America’s Leading Scholar and Fan of Apprenticeships

Economist Robert Lerman is one of the nation’s leading authorities on apprenticeships. He’s also one of their strongest advocates. I met him two years ago and then interviewed him two weeks ago at his office at the Urban Institute in Washington for a book I’m writing which has grown out of American Experiment’s “Great Jobs Without a Four-Year Degree” project. Tentatively titled Educational Roads Less Travelled: How America’s Fixation on Four-Year Degrees Limits Careers and Economic Prosperity, I’m guessing an editor somewhere along the way will declare the first part insufficiently frightening and change it. Here are a few of his observations from our conversation, very briefly annotated by me.

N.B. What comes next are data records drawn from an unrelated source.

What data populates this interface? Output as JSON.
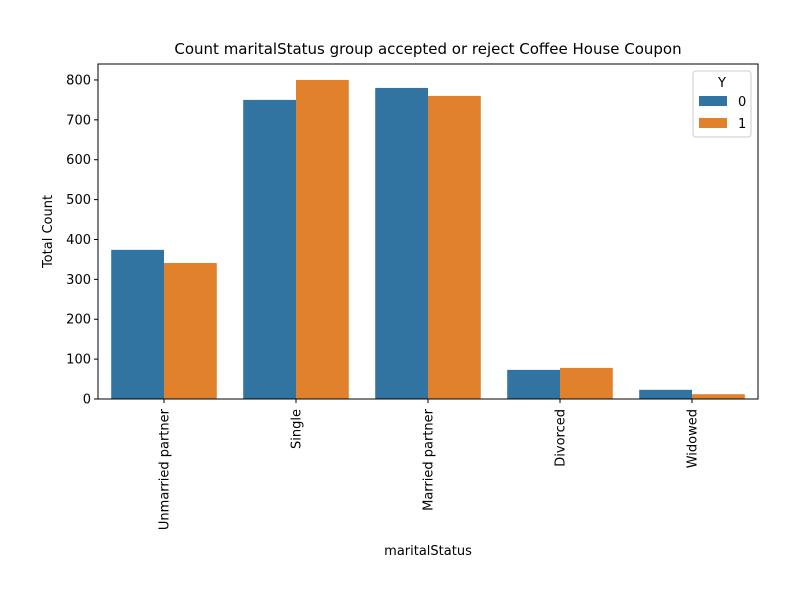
{
  "chart_data": {
    "type": "bar",
    "title": "Count maritalStatus group accepted or reject Coffee House Coupon",
    "xlabel": "maritalStatus",
    "ylabel": "Total Count",
    "categories": [
      "Unmarried partner",
      "Single",
      "Married partner",
      "Divorced",
      "Widowed"
    ],
    "series": [
      {
        "name": "0",
        "values": [
          374,
          750,
          780,
          73,
          23
        ],
        "color": "#3274a1"
      },
      {
        "name": "1",
        "values": [
          341,
          800,
          760,
          78,
          12
        ],
        "color": "#e1812c"
      }
    ],
    "ylim": [
      0,
      840
    ],
    "yticks": [
      0,
      100,
      200,
      300,
      400,
      500,
      600,
      700,
      800
    ],
    "legend": {
      "title": "Y",
      "position": "top-right"
    },
    "grid": false
  }
}
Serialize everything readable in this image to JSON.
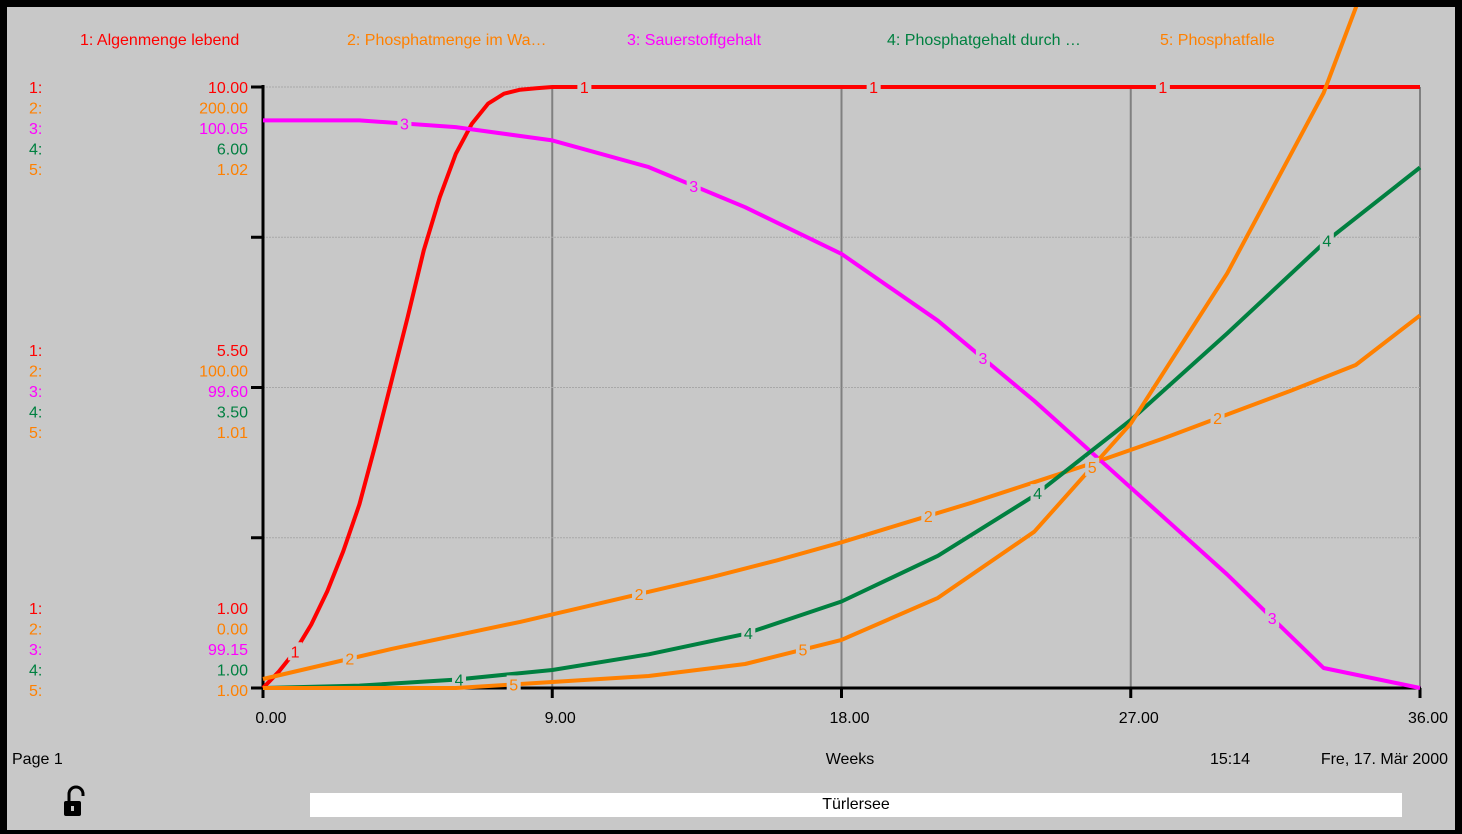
{
  "colors": {
    "s1": "#ff0000",
    "s2": "#ff8000",
    "s3": "#ff00ff",
    "s4": "#008040",
    "s5": "#ff8000",
    "axis": "#000000",
    "grid_major": "#808080",
    "grid_minor": "#a8a8a8",
    "background": "#c8c8c8"
  },
  "footer": {
    "page": "Page 1",
    "xlabel": "Weeks",
    "time": "15:14",
    "date": "Fre, 17. Mär 2000",
    "title": "Türlersee"
  },
  "icons": {
    "lock": "lock-open-icon"
  },
  "chart_data": {
    "type": "line",
    "xlabel": "Weeks",
    "xlim": [
      0,
      36
    ],
    "xticks": [
      "0.00",
      "9.00",
      "18.00",
      "27.00",
      "36.00"
    ],
    "legend_position": "top",
    "grid": true,
    "series": [
      {
        "id": "1",
        "name": "1: Algenmenge lebend",
        "axis_labels": [
          "10.00",
          "5.50",
          "1.00"
        ],
        "ylim": [
          1.0,
          10.0
        ],
        "x": [
          0,
          0.5,
          1,
          1.5,
          2,
          2.5,
          3,
          3.5,
          4,
          4.5,
          5,
          5.5,
          6,
          6.5,
          7,
          7.5,
          8,
          8.5,
          9,
          12,
          18,
          27,
          36
        ],
        "values": [
          1.0,
          1.25,
          1.55,
          1.95,
          2.45,
          3.05,
          3.75,
          4.65,
          5.6,
          6.55,
          7.55,
          8.35,
          9.0,
          9.45,
          9.75,
          9.9,
          9.96,
          9.98,
          10.0,
          10.0,
          10.0,
          10.0,
          10.0
        ]
      },
      {
        "id": "2",
        "name": "2: Phosphatmenge im Wa…",
        "axis_labels": [
          "200.00",
          "100.00",
          "0.00"
        ],
        "ylim": [
          0,
          200
        ],
        "x": [
          0,
          2,
          4,
          6,
          8,
          10,
          12,
          14,
          16,
          18,
          20,
          22,
          24,
          26,
          28,
          30,
          32,
          34,
          36
        ],
        "values": [
          3.0,
          8.0,
          13.0,
          17.5,
          22.0,
          27.0,
          32.0,
          37.0,
          42.5,
          48.5,
          55.0,
          61.5,
          68.5,
          75.5,
          83.0,
          91.0,
          99.0,
          107.5,
          124.0
        ]
      },
      {
        "id": "3",
        "name": "3: Sauerstoffgehalt",
        "axis_labels": [
          "100.05",
          "99.60",
          "99.15"
        ],
        "ylim": [
          99.15,
          100.05
        ],
        "x": [
          0,
          3,
          6,
          9,
          12,
          15,
          18,
          21,
          24,
          27,
          30,
          33,
          36
        ],
        "values": [
          100.0,
          100.0,
          99.99,
          99.97,
          99.93,
          99.87,
          99.8,
          99.7,
          99.58,
          99.45,
          99.32,
          99.18,
          99.15
        ]
      },
      {
        "id": "4",
        "name": "4: Phosphatgehalt durch …",
        "axis_labels": [
          "6.00",
          "3.50",
          "1.00"
        ],
        "ylim": [
          1.0,
          6.0
        ],
        "x": [
          0,
          3,
          6,
          9,
          12,
          15,
          18,
          21,
          24,
          27,
          30,
          33,
          36
        ],
        "values": [
          1.0,
          1.02,
          1.07,
          1.15,
          1.28,
          1.45,
          1.72,
          2.1,
          2.6,
          3.23,
          3.95,
          4.7,
          5.33
        ]
      },
      {
        "id": "5",
        "name": "5: Phosphatfalle",
        "axis_labels": [
          "1.02",
          "1.01",
          "1.00"
        ],
        "ylim": [
          1.0,
          1.02
        ],
        "x": [
          0,
          3,
          6,
          9,
          12,
          15,
          18,
          21,
          24,
          27,
          30,
          33,
          36
        ],
        "values": [
          1.0,
          1.0,
          1.0,
          1.0002,
          1.0004,
          1.0008,
          1.0016,
          1.003,
          1.0052,
          1.0088,
          1.0138,
          1.0198,
          1.0283
        ]
      }
    ]
  }
}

  • When questions are asked about the potency of skills held by Americans, Professor Lerman noted (not approvingly) how metrics almost always pertain to test scores (achievement) and years in school (attainment), with labor economists no less guilty of the oversimplification than journalists and others. But as he makes clear to colleagues and others, “Hey, there are other skills, too.” As one example of many, I would suggest thinking about men and women who work brilliantly and beautifully with their hands, regardless of how well they might have done on a Saturday morning SAT.

  • Business leaders, Profesor Lerman said, often choose not to sponsor apprenticeship programs because they’re worried about getting tied up in governmental regulations. Fine, he seemed to say, though adding if companies want to do apprenticeships mostly free of regulations, there’s nothing to stop them from going it alone, “as we haven’t copyrighted the word ‘apprenticeship.’” A bit of hyperbole, perhaps, but he did point out that a large reason why apprenticeship programs tend to be complicated is precisely the decentralized ways, at the level of firms, they’re started and run.

  • It was not helpful, he argued, when President Trump, in his State of the Union Address a few weeks ago, said we needed more “vocational schools.” I agree with the criticism. (The exact line was, “Let us open great vocational schools so our future workers can learn a craft and realize their full potential.”) Still, if the president was really talking about strengthening the kinds of public and private technical colleges Minnesota is already rich in; or reinforcing the growth of career and technical education (CTE) programs in high schools across the country; and doing it all with the lightest of federal paws, great, I say.

  • Lerman argued that a certain amount of governmental spending is necessary to help sell companies on the idea of apprenticeship programs, and then help with the organizing and launching. But after that, financing apprenticeship programs is principally a private sector obligation—by which, I trust, he means on the part of both businesses and unions, the latter as applicable. Sounds sound.

  • One of the questions in the book deals with the huge and long-running retirements of well-skilled baby boomers in technically demanding fields such as precision manufacturing, among many others. Given our culture’s powerful bias on behalf four-year degrees, “Where exactly,” I asked, “will we find enough well-skilled successors? How will we make things work?” Comforting or not, Professor Lerman said what I’ve been known to say myself, “It’s a wonder we do as well as we do.”